Beyond the Grave was created by manga artist Yasuhiro Nightow. During a convention in America he was approached by game developer Red Entertainment, who asked if there was a certain type of game he was interested in making. In creating Grave, Nightow elaborated he wanted him to be a silent person as he does not enjoy games where the main character talks too much. Nightow explained further influences in the making of the character and believed he was satisfied with the final result. He created Grave from his backside due to how the game would be designed and never thought about how hard it would be to animate him. When the Gungrave anime was released, Nightow noted the issues he made and made a brief plot summary for the staff. Nightow also took a liking to Grave's younger persona, Brandon Heat, being excited in a convention when he met a cosplayer of him. In Gungrave: Overdose the developers wanted to keep showing people Beyond the Grave, as "just how great" he is based on response from the original game. The character is voiced in Japanese by Tomokazu Seki and Kirk Thornton in English.

The game was inspired by multiple action films, most notably those by John Woo. The gameplay was developed in order to be unique rather than a typical action game. Character designer Nightow was attending a convention in the United States and was approached by Red Entertainment during conception of the game which highly influenced their title.

==Reception==

The game received "mixed" reviews according to the review aggregation website Metacritic.

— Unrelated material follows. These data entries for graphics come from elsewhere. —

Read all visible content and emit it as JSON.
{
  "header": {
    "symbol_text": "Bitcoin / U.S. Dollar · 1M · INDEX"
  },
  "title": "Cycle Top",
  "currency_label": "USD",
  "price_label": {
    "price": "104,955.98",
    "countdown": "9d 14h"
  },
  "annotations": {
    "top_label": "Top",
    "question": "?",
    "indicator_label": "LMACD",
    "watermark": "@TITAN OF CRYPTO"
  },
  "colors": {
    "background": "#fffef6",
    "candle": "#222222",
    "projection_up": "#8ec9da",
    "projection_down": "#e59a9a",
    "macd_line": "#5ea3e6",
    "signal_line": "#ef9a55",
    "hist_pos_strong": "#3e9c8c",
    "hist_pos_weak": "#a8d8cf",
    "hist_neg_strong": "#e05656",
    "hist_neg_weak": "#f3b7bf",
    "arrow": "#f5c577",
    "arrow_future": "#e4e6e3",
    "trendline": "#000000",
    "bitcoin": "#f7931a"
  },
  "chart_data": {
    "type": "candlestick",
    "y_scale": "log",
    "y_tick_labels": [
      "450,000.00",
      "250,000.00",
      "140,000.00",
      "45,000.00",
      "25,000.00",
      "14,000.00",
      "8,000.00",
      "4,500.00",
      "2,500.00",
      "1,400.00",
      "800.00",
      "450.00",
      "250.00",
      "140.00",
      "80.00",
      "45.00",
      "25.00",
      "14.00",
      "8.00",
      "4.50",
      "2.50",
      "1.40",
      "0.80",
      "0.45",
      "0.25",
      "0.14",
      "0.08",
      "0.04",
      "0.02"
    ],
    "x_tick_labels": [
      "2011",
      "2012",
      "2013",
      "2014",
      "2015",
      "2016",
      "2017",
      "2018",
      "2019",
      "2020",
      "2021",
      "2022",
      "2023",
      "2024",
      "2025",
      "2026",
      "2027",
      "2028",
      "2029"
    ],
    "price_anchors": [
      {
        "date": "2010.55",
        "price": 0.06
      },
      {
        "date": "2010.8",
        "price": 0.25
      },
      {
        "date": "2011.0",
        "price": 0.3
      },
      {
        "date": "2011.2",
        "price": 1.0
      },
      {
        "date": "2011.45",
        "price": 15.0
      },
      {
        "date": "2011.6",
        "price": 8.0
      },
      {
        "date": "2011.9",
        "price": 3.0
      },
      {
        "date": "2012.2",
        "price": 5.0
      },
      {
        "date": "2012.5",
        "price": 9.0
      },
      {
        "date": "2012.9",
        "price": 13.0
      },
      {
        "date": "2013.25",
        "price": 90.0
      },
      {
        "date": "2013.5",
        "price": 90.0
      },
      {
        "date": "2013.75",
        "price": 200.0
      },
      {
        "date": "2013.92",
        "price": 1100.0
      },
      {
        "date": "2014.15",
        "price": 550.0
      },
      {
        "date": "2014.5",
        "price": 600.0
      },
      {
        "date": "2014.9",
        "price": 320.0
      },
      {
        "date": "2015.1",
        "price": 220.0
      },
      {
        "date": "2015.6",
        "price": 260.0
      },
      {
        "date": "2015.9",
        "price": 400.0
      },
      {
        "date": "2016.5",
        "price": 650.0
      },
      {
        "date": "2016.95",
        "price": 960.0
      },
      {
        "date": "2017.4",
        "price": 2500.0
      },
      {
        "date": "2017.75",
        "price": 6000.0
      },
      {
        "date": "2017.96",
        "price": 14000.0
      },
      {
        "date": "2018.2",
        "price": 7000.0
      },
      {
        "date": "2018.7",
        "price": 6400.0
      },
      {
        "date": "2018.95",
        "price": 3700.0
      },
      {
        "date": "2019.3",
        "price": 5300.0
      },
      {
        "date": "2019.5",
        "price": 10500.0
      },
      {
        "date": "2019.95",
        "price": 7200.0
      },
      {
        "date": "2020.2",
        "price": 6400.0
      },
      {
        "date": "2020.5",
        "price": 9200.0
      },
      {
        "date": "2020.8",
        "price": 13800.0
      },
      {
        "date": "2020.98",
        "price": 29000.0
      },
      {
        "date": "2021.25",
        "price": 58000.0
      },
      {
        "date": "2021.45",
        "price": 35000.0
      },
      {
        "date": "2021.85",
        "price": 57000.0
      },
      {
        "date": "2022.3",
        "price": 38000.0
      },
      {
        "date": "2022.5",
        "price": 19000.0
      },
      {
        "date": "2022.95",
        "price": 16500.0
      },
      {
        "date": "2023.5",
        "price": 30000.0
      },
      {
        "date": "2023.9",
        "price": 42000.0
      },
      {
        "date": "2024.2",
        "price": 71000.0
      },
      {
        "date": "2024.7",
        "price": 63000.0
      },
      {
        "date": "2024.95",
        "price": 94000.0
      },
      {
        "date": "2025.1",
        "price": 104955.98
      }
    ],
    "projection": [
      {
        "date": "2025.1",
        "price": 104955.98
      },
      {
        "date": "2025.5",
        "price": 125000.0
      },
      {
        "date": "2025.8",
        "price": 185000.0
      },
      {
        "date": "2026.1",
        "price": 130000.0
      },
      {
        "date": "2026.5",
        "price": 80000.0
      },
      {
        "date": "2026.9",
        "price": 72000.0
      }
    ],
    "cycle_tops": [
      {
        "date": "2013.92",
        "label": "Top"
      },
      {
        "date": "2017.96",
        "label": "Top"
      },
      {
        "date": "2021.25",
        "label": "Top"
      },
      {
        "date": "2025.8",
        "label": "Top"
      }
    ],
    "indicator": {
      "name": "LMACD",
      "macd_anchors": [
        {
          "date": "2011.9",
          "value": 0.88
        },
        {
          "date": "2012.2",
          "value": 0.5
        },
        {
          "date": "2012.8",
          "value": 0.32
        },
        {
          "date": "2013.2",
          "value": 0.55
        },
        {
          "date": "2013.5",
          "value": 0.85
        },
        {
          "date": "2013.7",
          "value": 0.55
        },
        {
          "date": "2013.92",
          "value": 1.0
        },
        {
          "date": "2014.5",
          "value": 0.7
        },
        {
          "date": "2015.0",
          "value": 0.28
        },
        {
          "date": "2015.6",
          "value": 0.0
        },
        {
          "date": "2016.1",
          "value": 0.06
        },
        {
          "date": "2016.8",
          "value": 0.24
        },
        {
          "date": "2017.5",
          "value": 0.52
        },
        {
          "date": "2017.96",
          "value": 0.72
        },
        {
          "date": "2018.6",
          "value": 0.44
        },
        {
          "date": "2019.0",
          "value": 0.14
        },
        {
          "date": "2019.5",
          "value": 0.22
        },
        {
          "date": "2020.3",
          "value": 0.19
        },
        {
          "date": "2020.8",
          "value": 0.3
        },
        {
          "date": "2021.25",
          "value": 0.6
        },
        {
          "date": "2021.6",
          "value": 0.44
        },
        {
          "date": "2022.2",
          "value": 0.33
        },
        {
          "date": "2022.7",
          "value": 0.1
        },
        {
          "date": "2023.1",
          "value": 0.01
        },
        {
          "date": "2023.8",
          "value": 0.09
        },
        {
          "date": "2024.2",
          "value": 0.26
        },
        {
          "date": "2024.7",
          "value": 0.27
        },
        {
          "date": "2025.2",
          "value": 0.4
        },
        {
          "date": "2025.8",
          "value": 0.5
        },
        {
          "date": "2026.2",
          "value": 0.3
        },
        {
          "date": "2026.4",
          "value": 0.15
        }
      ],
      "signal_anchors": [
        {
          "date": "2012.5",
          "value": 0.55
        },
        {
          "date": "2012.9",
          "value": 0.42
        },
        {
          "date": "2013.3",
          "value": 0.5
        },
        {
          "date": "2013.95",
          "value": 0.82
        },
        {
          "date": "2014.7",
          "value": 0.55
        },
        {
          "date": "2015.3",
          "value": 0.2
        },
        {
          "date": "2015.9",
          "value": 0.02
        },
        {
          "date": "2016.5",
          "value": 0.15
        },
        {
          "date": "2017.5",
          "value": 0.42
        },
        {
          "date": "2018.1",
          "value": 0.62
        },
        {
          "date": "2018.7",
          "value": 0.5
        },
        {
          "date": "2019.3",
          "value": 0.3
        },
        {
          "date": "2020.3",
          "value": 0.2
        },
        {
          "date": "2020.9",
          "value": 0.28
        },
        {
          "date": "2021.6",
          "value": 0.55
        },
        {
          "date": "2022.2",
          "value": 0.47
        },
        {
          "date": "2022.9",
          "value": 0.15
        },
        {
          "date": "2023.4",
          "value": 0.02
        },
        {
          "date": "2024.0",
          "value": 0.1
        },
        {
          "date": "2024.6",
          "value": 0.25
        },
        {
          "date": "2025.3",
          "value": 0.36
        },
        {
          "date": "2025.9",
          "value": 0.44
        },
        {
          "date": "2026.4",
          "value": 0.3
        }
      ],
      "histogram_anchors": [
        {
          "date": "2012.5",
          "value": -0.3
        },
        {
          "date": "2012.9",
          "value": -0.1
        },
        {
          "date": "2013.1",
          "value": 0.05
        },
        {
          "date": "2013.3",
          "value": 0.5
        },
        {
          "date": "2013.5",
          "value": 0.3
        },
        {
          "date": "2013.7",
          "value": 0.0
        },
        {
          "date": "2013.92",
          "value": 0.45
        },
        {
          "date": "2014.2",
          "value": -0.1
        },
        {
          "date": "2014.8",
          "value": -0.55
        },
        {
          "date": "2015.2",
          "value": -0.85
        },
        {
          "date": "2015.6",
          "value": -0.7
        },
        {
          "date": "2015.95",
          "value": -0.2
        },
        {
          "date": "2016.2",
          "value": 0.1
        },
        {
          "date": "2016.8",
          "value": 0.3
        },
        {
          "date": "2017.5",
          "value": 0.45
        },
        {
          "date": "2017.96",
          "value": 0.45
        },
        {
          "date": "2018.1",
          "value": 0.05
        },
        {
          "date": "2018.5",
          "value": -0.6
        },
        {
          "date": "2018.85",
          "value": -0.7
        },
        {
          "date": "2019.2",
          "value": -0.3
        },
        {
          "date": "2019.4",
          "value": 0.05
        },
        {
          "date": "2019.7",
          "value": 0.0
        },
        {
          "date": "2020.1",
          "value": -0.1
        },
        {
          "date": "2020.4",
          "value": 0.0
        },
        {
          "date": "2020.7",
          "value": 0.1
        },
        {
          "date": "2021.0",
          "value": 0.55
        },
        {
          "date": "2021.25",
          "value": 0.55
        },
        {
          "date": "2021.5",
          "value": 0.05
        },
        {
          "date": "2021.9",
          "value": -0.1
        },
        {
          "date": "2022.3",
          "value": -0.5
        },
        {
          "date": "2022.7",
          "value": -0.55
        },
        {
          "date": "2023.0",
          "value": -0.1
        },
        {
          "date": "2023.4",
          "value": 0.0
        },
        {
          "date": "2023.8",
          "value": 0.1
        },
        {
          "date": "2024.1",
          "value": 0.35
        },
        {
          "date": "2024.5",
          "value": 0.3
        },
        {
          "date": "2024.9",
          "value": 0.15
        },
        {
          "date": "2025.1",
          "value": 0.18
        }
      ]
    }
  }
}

Critical reception to Beyond the Grave has been mixed in his introduction. Game Revolution regarded him as a "true hero" due to the skills he possesses, something the players would like control while describing him as an "arthritic Frankenstein" due to experiments have affected his nearly dead body. Nevertheless, his narrative was found common due to his journey to defeat mafia members with supernatural powers. GameSpot drew a similar statement, considering his looks as mix between "cowboy and a vampire" while still keeping a stylish look and liking his interactions with Mika. IGN enjoyed his main design, comparing it with Nightow's Trigun manga but more gothic and labelled him as "cool" due to the intense firepower he displays. In another review, IGN described Grave as "the one notably detailed character model on screen at any given time, since most of the cannon fodder are given comparatively short shrift in the modeling department" and lamented his lack of more diverse moves. In a further analysis of the game while detailing the revenge story arcs as common in fiction, GameSpy found there is a common misinterpretation of Grave as an anti-hero but instead is portrayed as "the reformed gangster, whose loyalty and caring feelings toward those he loves gives him a type of nobility that allows him to somewhat transcend his bloodthirsty one-man war." GamePro enjoyed the character, but describing him as a "low-rent Max Payne".

Aggregate score
| Aggregator | Score |
|---|---|
| Metacritic | 65/100 |

Review scores
| Publication | Score |
|---|---|
| Edge | 5/10 |
| Electronic Gaming Monthly | 6.83/10 |
| Eurogamer | 4/10 |
| Famitsu | 30/40 |
| Game Informer | 7/10 |
| GamePro | 3.5/5 |
| GameRevolution | D+ |
| GameSpot | 5.1/10 |
| GameSpy | 3/5 |
| GameZone | 7.6/10 |
| IGN | (US) 8/10 (JP) 5/10 |
| Official U.S. PlayStation Magazine | 3.5/5 |
| Entertainment Weekly | A− |
| Playboy | 65% |

== Sequels ==
Two years later, Gungrave: Overdose was released and adds new playable characters to the series and a new story.

In 2017, Korean developers Iggymob and Blueside, under the supervision of Red Entertainment, revived the Gungrave series and released Gungrave VR for the PlayStation VR in late 2017 in Japan and late 2018 in North America and Europe. Gungrave VR serves as a prologue to a new sequel titled, Gungrave G.O.R.E (Gunslinger of REsurrection), which was released on November 22, 2022, for PlayStation 4, PlayStation 5, Xbox Series X/S, Xbox One, and PC.